A luxury, high end house in a great neighborhood was auctioned, and nobody showed up to bid. The Lender bought it back at a credit bid. (In the spirit of disclosure, it was a $2MM+ credit bid. They weren’t quite giving it away, but this is Nashville).
It reminded me of foreclosures in the Great Recession, when you’d stand on the courthouse steps, reading a foreclosure sale notice to nobody and, invariably, your bank would become the new owner of the property.
Back in 2008, lenders were dealing with the after-effects of an easy-money market. Builders with good credit built too many houses, too fast, and the market had a glut of inventory, with no buyers in sight.
The lack of buyer-credit meant that new sales couldn’t keep up with the builder’s debt obligations. It was sort of a ponzi scheme, as sales of today’s houses were necessary to pay for yesterday’s construction costs. When the money level dipped, lots of partially built spec homes got foreclosed, after the builder’s new money ran out and they were defaulted or simply gave up.

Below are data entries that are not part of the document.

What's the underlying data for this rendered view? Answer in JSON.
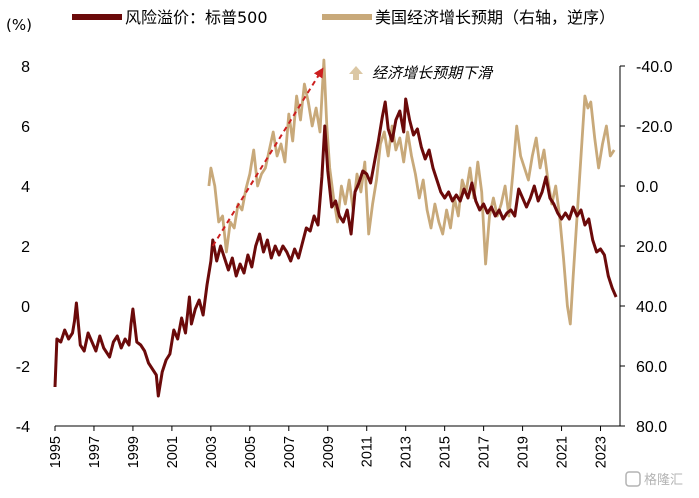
{
  "chart_data": {
    "type": "line",
    "left_unit": "(%)",
    "legend_position": "top",
    "annotation": "经济增长预期下滑",
    "watermark": "格隆汇",
    "left_axis": {
      "min": -4,
      "max": 8,
      "ticks": [
        "-4",
        "-2",
        "0",
        "2",
        "4",
        "6",
        "8"
      ]
    },
    "right_axis": {
      "min": -40,
      "max": 80,
      "inverted": true,
      "ticks": [
        "-40.0",
        "-20.0",
        "0.0",
        "20.0",
        "40.0",
        "60.0",
        "80.0"
      ]
    },
    "x_axis": {
      "min": 1995,
      "max": 2024,
      "ticks": [
        "1995",
        "1997",
        "1999",
        "2001",
        "2003",
        "2005",
        "2007",
        "2009",
        "2011",
        "2013",
        "2015",
        "2017",
        "2019",
        "2021",
        "2023"
      ]
    },
    "arrow": {
      "from": [
        2003.1,
        2.0
      ],
      "to": [
        2008.8,
        8.0
      ]
    },
    "colors": {
      "risk_premium": "#6b0a0a",
      "growth_expectation": "#c8a97a",
      "arrow": "#cc1f1f",
      "annotation_marker": "#dbc7a4"
    },
    "series": [
      {
        "name": "风险溢价：标普500",
        "axis": "left",
        "points": [
          [
            1995.0,
            -2.7
          ],
          [
            1995.1,
            -1.1
          ],
          [
            1995.3,
            -1.2
          ],
          [
            1995.5,
            -0.8
          ],
          [
            1995.7,
            -1.1
          ],
          [
            1995.9,
            -0.9
          ],
          [
            1996.0,
            -0.5
          ],
          [
            1996.1,
            0.1
          ],
          [
            1996.3,
            -1.3
          ],
          [
            1996.5,
            -1.5
          ],
          [
            1996.7,
            -0.9
          ],
          [
            1996.9,
            -1.2
          ],
          [
            1997.1,
            -1.5
          ],
          [
            1997.3,
            -1.0
          ],
          [
            1997.5,
            -1.4
          ],
          [
            1997.8,
            -1.7
          ],
          [
            1998.0,
            -1.2
          ],
          [
            1998.2,
            -1.0
          ],
          [
            1998.4,
            -1.4
          ],
          [
            1998.6,
            -1.1
          ],
          [
            1998.8,
            -1.3
          ],
          [
            1998.9,
            -0.6
          ],
          [
            1999.0,
            -0.1
          ],
          [
            1999.2,
            -1.2
          ],
          [
            1999.4,
            -1.3
          ],
          [
            1999.6,
            -1.5
          ],
          [
            1999.8,
            -1.9
          ],
          [
            2000.0,
            -2.1
          ],
          [
            2000.2,
            -2.3
          ],
          [
            2000.3,
            -3.0
          ],
          [
            2000.5,
            -2.2
          ],
          [
            2000.7,
            -1.8
          ],
          [
            2000.9,
            -1.6
          ],
          [
            2001.1,
            -0.8
          ],
          [
            2001.3,
            -1.1
          ],
          [
            2001.5,
            -0.4
          ],
          [
            2001.7,
            -0.9
          ],
          [
            2001.9,
            0.3
          ],
          [
            2002.0,
            -0.6
          ],
          [
            2002.2,
            -0.1
          ],
          [
            2002.4,
            0.2
          ],
          [
            2002.6,
            -0.3
          ],
          [
            2002.8,
            0.7
          ],
          [
            2003.0,
            1.5
          ],
          [
            2003.1,
            2.2
          ],
          [
            2003.3,
            1.5
          ],
          [
            2003.5,
            2.0
          ],
          [
            2003.7,
            1.6
          ],
          [
            2003.9,
            1.2
          ],
          [
            2004.1,
            1.6
          ],
          [
            2004.3,
            1.0
          ],
          [
            2004.5,
            1.4
          ],
          [
            2004.7,
            1.1
          ],
          [
            2004.9,
            1.7
          ],
          [
            2005.1,
            1.3
          ],
          [
            2005.3,
            2.0
          ],
          [
            2005.5,
            2.4
          ],
          [
            2005.7,
            1.8
          ],
          [
            2005.9,
            2.2
          ],
          [
            2006.1,
            1.6
          ],
          [
            2006.3,
            2.0
          ],
          [
            2006.5,
            1.7
          ],
          [
            2006.7,
            2.0
          ],
          [
            2006.9,
            1.8
          ],
          [
            2007.1,
            1.5
          ],
          [
            2007.3,
            1.9
          ],
          [
            2007.5,
            1.6
          ],
          [
            2007.7,
            2.1
          ],
          [
            2007.9,
            2.6
          ],
          [
            2008.1,
            2.5
          ],
          [
            2008.3,
            3.0
          ],
          [
            2008.5,
            2.7
          ],
          [
            2008.7,
            4.3
          ],
          [
            2008.85,
            6.0
          ],
          [
            2009.0,
            4.5
          ],
          [
            2009.2,
            3.3
          ],
          [
            2009.4,
            3.5
          ],
          [
            2009.6,
            3.0
          ],
          [
            2009.8,
            2.8
          ],
          [
            2010.0,
            3.2
          ],
          [
            2010.2,
            2.4
          ],
          [
            2010.4,
            3.8
          ],
          [
            2010.6,
            4.1
          ],
          [
            2010.8,
            4.5
          ],
          [
            2011.0,
            4.4
          ],
          [
            2011.2,
            4.1
          ],
          [
            2011.4,
            4.8
          ],
          [
            2011.6,
            5.5
          ],
          [
            2011.8,
            6.3
          ],
          [
            2011.95,
            6.8
          ],
          [
            2012.1,
            5.9
          ],
          [
            2012.3,
            5.5
          ],
          [
            2012.5,
            6.2
          ],
          [
            2012.7,
            6.5
          ],
          [
            2012.9,
            5.8
          ],
          [
            2013.0,
            6.9
          ],
          [
            2013.2,
            6.2
          ],
          [
            2013.4,
            5.7
          ],
          [
            2013.6,
            5.9
          ],
          [
            2013.8,
            5.3
          ],
          [
            2014.0,
            4.9
          ],
          [
            2014.2,
            5.2
          ],
          [
            2014.4,
            4.6
          ],
          [
            2014.6,
            4.2
          ],
          [
            2014.8,
            3.8
          ],
          [
            2015.0,
            3.6
          ],
          [
            2015.2,
            3.8
          ],
          [
            2015.4,
            3.5
          ],
          [
            2015.6,
            3.7
          ],
          [
            2015.8,
            3.5
          ],
          [
            2016.0,
            3.9
          ],
          [
            2016.2,
            3.6
          ],
          [
            2016.4,
            4.1
          ],
          [
            2016.6,
            3.5
          ],
          [
            2016.8,
            3.2
          ],
          [
            2017.0,
            3.4
          ],
          [
            2017.2,
            3.1
          ],
          [
            2017.4,
            3.3
          ],
          [
            2017.6,
            3.0
          ],
          [
            2017.8,
            3.2
          ],
          [
            2018.0,
            2.9
          ],
          [
            2018.2,
            3.1
          ],
          [
            2018.4,
            3.2
          ],
          [
            2018.6,
            3.0
          ],
          [
            2018.8,
            3.9
          ],
          [
            2019.0,
            3.6
          ],
          [
            2019.2,
            3.3
          ],
          [
            2019.4,
            3.6
          ],
          [
            2019.6,
            4.0
          ],
          [
            2019.8,
            3.5
          ],
          [
            2020.0,
            3.8
          ],
          [
            2020.2,
            4.3
          ],
          [
            2020.4,
            3.6
          ],
          [
            2020.6,
            3.4
          ],
          [
            2020.8,
            3.1
          ],
          [
            2021.0,
            2.9
          ],
          [
            2021.2,
            3.1
          ],
          [
            2021.4,
            2.9
          ],
          [
            2021.6,
            3.3
          ],
          [
            2021.8,
            3.0
          ],
          [
            2022.0,
            3.2
          ],
          [
            2022.2,
            2.7
          ],
          [
            2022.4,
            2.9
          ],
          [
            2022.6,
            2.2
          ],
          [
            2022.8,
            1.8
          ],
          [
            2023.0,
            1.9
          ],
          [
            2023.2,
            1.7
          ],
          [
            2023.4,
            1.0
          ],
          [
            2023.6,
            0.6
          ],
          [
            2023.8,
            0.3
          ]
        ]
      },
      {
        "name": "美国经济增长预期（右轴，逆序）",
        "axis": "right",
        "points": [
          [
            2002.9,
            0.0
          ],
          [
            2003.0,
            -6.0
          ],
          [
            2003.2,
            0.0
          ],
          [
            2003.4,
            12.0
          ],
          [
            2003.6,
            10.0
          ],
          [
            2003.8,
            22.0
          ],
          [
            2004.0,
            12.0
          ],
          [
            2004.2,
            14.0
          ],
          [
            2004.4,
            6.0
          ],
          [
            2004.6,
            8.0
          ],
          [
            2004.8,
            1.0
          ],
          [
            2005.0,
            -4.0
          ],
          [
            2005.2,
            -12.0
          ],
          [
            2005.4,
            0.0
          ],
          [
            2005.6,
            -4.0
          ],
          [
            2005.8,
            -6.0
          ],
          [
            2006.0,
            -12.0
          ],
          [
            2006.2,
            -18.0
          ],
          [
            2006.4,
            -10.0
          ],
          [
            2006.6,
            -14.0
          ],
          [
            2006.8,
            -8.0
          ],
          [
            2007.0,
            -24.0
          ],
          [
            2007.2,
            -15.0
          ],
          [
            2007.4,
            -30.0
          ],
          [
            2007.6,
            -22.0
          ],
          [
            2007.8,
            -34.0
          ],
          [
            2008.0,
            -28.0
          ],
          [
            2008.2,
            -20.0
          ],
          [
            2008.4,
            -26.0
          ],
          [
            2008.6,
            -18.0
          ],
          [
            2008.8,
            -42.0
          ],
          [
            2008.95,
            -20.0
          ],
          [
            2009.1,
            -6.0
          ],
          [
            2009.3,
            4.0
          ],
          [
            2009.5,
            12.0
          ],
          [
            2009.7,
            0.0
          ],
          [
            2009.9,
            6.0
          ],
          [
            2010.1,
            -2.0
          ],
          [
            2010.3,
            8.0
          ],
          [
            2010.5,
            -4.0
          ],
          [
            2010.7,
            2.0
          ],
          [
            2010.9,
            -8.0
          ],
          [
            2011.1,
            16.0
          ],
          [
            2011.3,
            6.0
          ],
          [
            2011.5,
            -2.0
          ],
          [
            2011.7,
            -14.0
          ],
          [
            2011.9,
            -18.0
          ],
          [
            2012.1,
            -10.0
          ],
          [
            2012.3,
            -20.0
          ],
          [
            2012.5,
            -12.0
          ],
          [
            2012.7,
            -16.0
          ],
          [
            2012.9,
            -8.0
          ],
          [
            2013.1,
            -18.0
          ],
          [
            2013.3,
            -10.0
          ],
          [
            2013.5,
            -4.0
          ],
          [
            2013.7,
            4.0
          ],
          [
            2013.9,
            -2.0
          ],
          [
            2014.1,
            8.0
          ],
          [
            2014.3,
            14.0
          ],
          [
            2014.5,
            6.0
          ],
          [
            2014.7,
            12.0
          ],
          [
            2014.9,
            16.0
          ],
          [
            2015.1,
            8.0
          ],
          [
            2015.3,
            14.0
          ],
          [
            2015.5,
            4.0
          ],
          [
            2015.7,
            10.0
          ],
          [
            2015.9,
            -2.0
          ],
          [
            2016.1,
            2.0
          ],
          [
            2016.3,
            -6.0
          ],
          [
            2016.5,
            4.0
          ],
          [
            2016.7,
            -8.0
          ],
          [
            2016.9,
            2.0
          ],
          [
            2017.1,
            26.0
          ],
          [
            2017.3,
            10.0
          ],
          [
            2017.5,
            4.0
          ],
          [
            2017.7,
            10.0
          ],
          [
            2017.9,
            6.0
          ],
          [
            2018.1,
            0.0
          ],
          [
            2018.3,
            10.0
          ],
          [
            2018.5,
            -4.0
          ],
          [
            2018.7,
            -20.0
          ],
          [
            2018.9,
            -10.0
          ],
          [
            2019.1,
            -6.0
          ],
          [
            2019.3,
            -2.0
          ],
          [
            2019.5,
            -10.0
          ],
          [
            2019.7,
            -16.0
          ],
          [
            2019.9,
            -6.0
          ],
          [
            2020.1,
            -12.0
          ],
          [
            2020.3,
            -2.0
          ],
          [
            2020.5,
            6.0
          ],
          [
            2020.7,
            0.0
          ],
          [
            2020.9,
            10.0
          ],
          [
            2021.1,
            24.0
          ],
          [
            2021.3,
            40.0
          ],
          [
            2021.45,
            46.0
          ],
          [
            2021.6,
            30.0
          ],
          [
            2021.8,
            10.0
          ],
          [
            2022.0,
            -10.0
          ],
          [
            2022.2,
            -30.0
          ],
          [
            2022.35,
            -26.0
          ],
          [
            2022.5,
            -28.0
          ],
          [
            2022.7,
            -16.0
          ],
          [
            2022.9,
            -6.0
          ],
          [
            2023.1,
            -14.0
          ],
          [
            2023.3,
            -20.0
          ],
          [
            2023.5,
            -10.0
          ],
          [
            2023.7,
            -12.0
          ]
        ]
      }
    ]
  }
}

I thought about 2008 yesterday.
As much free-flowing money as there’s been in the Nashville retail-buyer and foreclosure market over the last 4-5 years, it was a surprise to see that sale fall flat yesterday. In the last year, I’ve done foreclosures in Nashville with 20-30 bidders present. But, on a sunny Thursday, with a Belmont-Hillsboro Village house on the block, and there are no bidders, buyers, or bankers willing to refinance?
Could this be a leading indicator of a larger problem in Middle Tennessee?
The signs are there. This exuberant builder refurbished a modest 1920s bungalow, to construct a 8,712 square foot, 2 car garage, 5 bedroom, 8 bath outlier, originally offered for $3,675,000 (estimated monthly payment of $20,012). The house isn’t entirely finished–it looks like contractor work on the new backyard pool and outdoor area has stopped.
The builder has more than a dozen projects throughout Nashville, in similar stages of “in progress” construction. The builder also has a number of pending foreclosures and twice as many pending lawsuits. The construction on a number of the sites seems to have simply stopped.
Just a few years ago, just one high-end property selling for top-dollar would have bought an over-extended builder a few months, finished another project, and lead to another sale, but it seems like the buyer market has waned as well. When both buyers and banks get cautious, risky bets come due.
There are a number of peculiarities here that may make a broad-takeaway unreliable. But, with that caveat, I’m seeing lots of the same issues and patterns that we saw in 2008.
Plus, by mid-morning, I’d learned that the developer filed a Bankruptcy. Just like they did in 2008.